MPAA Rating: PG some mild rude humor and action

The Ant Bully

It's a classic kind of "kick the dog" retaliation. Big guy picks on little guy. Little guy picks on littler guy. Being the brunt of the neighborhood bully's pranks is hard on ten-year-old Lucas Nickle (Zach Tyler) who can't defend himself against the abuse. Instead, he takes out his frustrations on the occupants of the anthill in his front yard.

But the colony living inside the bustling mound are upset when Lucas "The Destroyer" floods their dwelling, washing away their food supply and submerging major parts of their home. Fortunately, Zoc, the Wizard Ant (Nicholas Cage), has nearly completed a magical potion that will put the ants on even ground with Lucas. Calling upon mythical powers to activate the concoction, he readies the recipe that will reduce Lucas to their size.

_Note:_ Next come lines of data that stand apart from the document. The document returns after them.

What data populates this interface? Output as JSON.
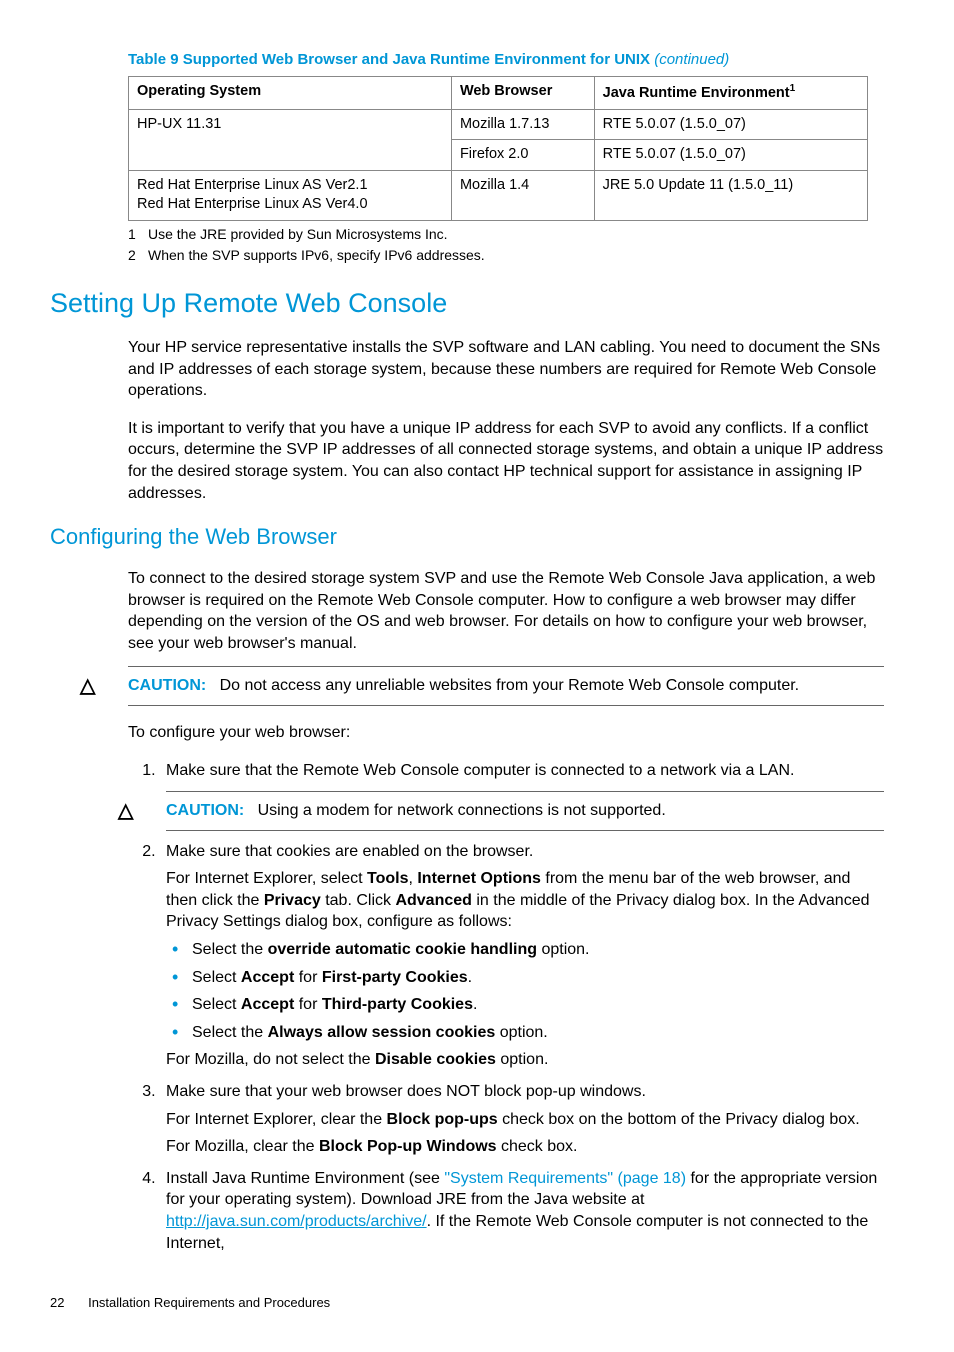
{
  "table": {
    "title": "Table 9 Supported Web Browser and Java Runtime Environment for UNIX",
    "continued": "(continued)",
    "headers": {
      "os": "Operating System",
      "browser": "Web Browser",
      "jre": "Java Runtime Environment",
      "jre_sup": "1"
    },
    "rows": {
      "r1_os": "HP-UX 11.31",
      "r1_browser": "Mozilla 1.7.13",
      "r1_jre": "RTE 5.0.07 (1.5.0_07)",
      "r2_browser": "Firefox 2.0",
      "r2_jre": "RTE 5.0.07 (1.5.0_07)",
      "r3_os_a": "Red Hat Enterprise Linux AS Ver2.1",
      "r3_os_b": "Red Hat Enterprise Linux AS Ver4.0",
      "r3_browser": "Mozilla 1.4",
      "r3_jre": "JRE 5.0 Update 11 (1.5.0_11)"
    }
  },
  "footnotes": {
    "n1": "1",
    "t1": "Use the JRE provided by Sun Microsystems Inc.",
    "n2": "2",
    "t2": "When the SVP supports IPv6, specify IPv6 addresses."
  },
  "h1": "Setting Up Remote Web Console",
  "para1": "Your HP service representative installs the SVP software and LAN cabling. You need to document the SNs and IP addresses of each storage system, because these numbers are required for Remote Web Console operations.",
  "para2": "It is important to verify that you have a unique IP address for each SVP to avoid any conflicts. If a conflict occurs, determine the SVP IP addresses of all connected storage systems, and obtain a unique IP address for the desired storage system. You can also contact HP technical support for assistance in assigning IP addresses.",
  "h2": "Configuring the Web Browser",
  "para3": "To connect to the desired storage system SVP and use the Remote Web Console Java application, a web browser is required on the Remote Web Console computer. How to configure a web browser may differ depending on the version of the OS and web browser. For details on how to configure your web browser, see your web browser's manual.",
  "caution": {
    "label": "CAUTION:",
    "text1": "Do not access any unreliable websites from your Remote Web Console computer.",
    "text2": "Using a modem for network connections is not supported."
  },
  "para4": "To configure your web browser:",
  "steps": {
    "s1": "Make sure that the Remote Web Console computer is connected to a network via a LAN.",
    "s2": "Make sure that cookies are enabled on the browser.",
    "s2_p1a": "For Internet Explorer, select ",
    "s2_p1b_tools": "Tools",
    "s2_p1c": ", ",
    "s2_p1d_io": "Internet Options",
    "s2_p1e": " from the menu bar of the web browser, and then click the ",
    "s2_p1f_priv": "Privacy",
    "s2_p1g": " tab. Click ",
    "s2_p1h_adv": "Advanced",
    "s2_p1i": " in the middle of the Privacy dialog box. In the Advanced Privacy Settings dialog box, configure as follows:",
    "b1a": "Select the ",
    "b1b": "override automatic cookie handling",
    "b1c": " option.",
    "b2a": "Select ",
    "b2b": "Accept",
    "b2c": " for ",
    "b2d": "First-party Cookies",
    "b2e": ".",
    "b3a": "Select ",
    "b3b": "Accept",
    "b3c": " for ",
    "b3d": "Third-party Cookies",
    "b3e": ".",
    "b4a": "Select the ",
    "b4b": "Always allow session cookies",
    "b4c": " option.",
    "s2_p2a": "For Mozilla, do not select the ",
    "s2_p2b": "Disable cookies",
    "s2_p2c": " option.",
    "s3": "Make sure that your web browser does NOT block pop-up windows.",
    "s3_p1a": "For Internet Explorer, clear the ",
    "s3_p1b": "Block pop-ups",
    "s3_p1c": " check box on the bottom of the Privacy dialog box.",
    "s3_p2a": "For Mozilla, clear the ",
    "s3_p2b": "Block Pop-up Windows",
    "s3_p2c": " check box.",
    "s4a": "Install Java Runtime Environment (see ",
    "s4b_link": "\"System Requirements\" (page 18)",
    "s4c": " for the appropriate version for your operating system). Download JRE from the Java website at ",
    "s4d_url": "http://java.sun.com/products/archive/",
    "s4e": ". If the Remote Web Console computer is not connected to the Internet,"
  },
  "footer": {
    "page": "22",
    "section": "Installation Requirements and Procedures"
  }
}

Although Lucas shrinks, his underwear does not and the naked boy has to cover himself before facing the creature's disciplinary council. Sentenced to live as an ant by the committee's leader (Ricardo Montalban), Lucas is left in the care of a nurse ant named Hova (Julia Roberts). She, along with the help of Kreela (Regina King) a forager, and Fugax (Bruce Campbell) a scout, must teach the belligerent, bug-sized human about the importance of working together.

However, the lessons are put to the test when an even bigger threat arrives on the horizon. Stan the cigar-chomping Exterminator (Paul Giamatti) rolls to a stop in the driveway with enough chemicals to annihilate every living creature on the Nickle lawn. Attacking the intruder with military vengeance, the insects and their pesky friends target their foe's most sensitive body sites.

The warlike setting and resulting casualties, along with a frightening chase by a hungry frog create some tense moments in the film. These scenes are offset with some bathroom-type humor, veiled sexual remarks, gender comments and absentee adults.

Yet the film also includes a strong message of building a caring community where everyone watches out for the other guy. While it takes Lucas a while to warm up to the idea of cooperating, these little insects do their best to teach The Destroyer a lesson in Anti Bullying.